Blade Runner: More Human than Human

Where cyberpunk fiction and popular film converged most impressively was in Ridley Scott’s 1982 film noir classic, Blade Runner (Deeley et al., 1982). The film features a sparse plot set in Los Angeles of the near-future, a site where “replicants” have escaped an “off-world colony” to seek their maker, Dr. Eldon Tyrell. Although his corporation’s motto is “More human than human,” Tyrell’s replicants are hobbled by a 4-year life span. The film, with its gritty depiction of near-future urban life, focuses on a somewhat pedestrian series of chases and close encounters as Rick Deckard, the Blade Runner, is dispatched to “retire” the replicants. However, the film gains significance when one of these machine-humans, Roy Batty, confronts Tyrell.

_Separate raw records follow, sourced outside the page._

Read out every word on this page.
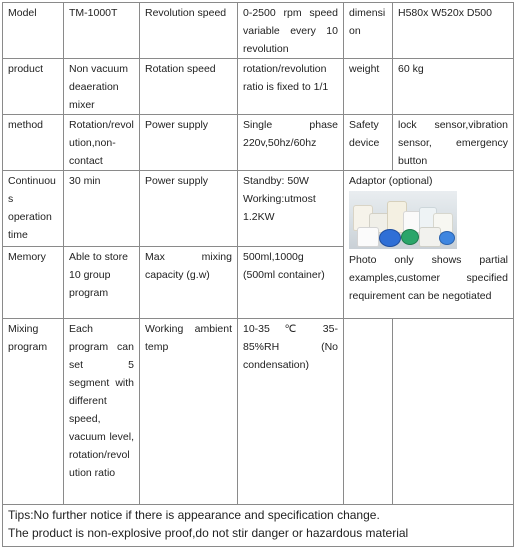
Model	TM-1000T	Revolution speed	0-2500 rpm speed variable every 10 revolution	dimension	H580x W520x D500
product	Non vacuum deaeration mixer	Rotation speed	rotation/revolution ratio is fixed to 1/1	weight	60 kg
method	Rotation/revolution,non-contact	Power supply	Single phase 220v,50hz/60hz	Safety device	lock sensor,vibration sensor, emergency button
Continuous operation time	30 min	Power supply	Standby: 50W Working:utmost 1.2KW	Adaptor (optional)
Photo only shows partial examples,customer specified requirement can be negotiated	

Memory	Able to store 10 group program	Max mixing capacity (g.w)	500ml,1000g (500ml container)		
Mixing program	Each program can set 5 segment with different speed, vacuum level, rotation/revolution ratio	Working ambient temp	10-35 ℃ 35-85%RH (No condensation)		

Tips:No further notice if there is appearance and specification change.
The product is non-explosive proof,do not stir danger or hazardous material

Tyrell: I’m surprised you didn’t come here sooner.
Roy: It’s not an easy thing to meet your maker.
Tyrell: What could he do for you?
Roy: Can the maker repair what he makes?

As the movie settles into its inevitable struggle between the replicant and the Blade Runner, the plot careens toward an unexpected outcome: Perhaps Deckard himself is a replicant—the ultimate shadow identity. The notion of machines stalking machines in a world in which most humans could easily be confused for animals may not be so far-fetched. Davis (1999) described the “high-tech police death squads” of 2029 Los Angeles as “not fantasies, but merely extrapolations from the present” (p. 155). But the most troubling question for humanity remains:

Rachael: “Have you ever retired a human by mistake?”
Deckard: “No.”
Rachael: “But in your position that is a risk, isn’t it?”

Ridley Scott’s Blade Runner, loosely based on Philip K. Dick’s novel, Do Androids Dream of Electric Sheep?, challenges the viewer to confront a society in which machines and people have blurred to such an extent that neither can truly be considered human by traditional standards.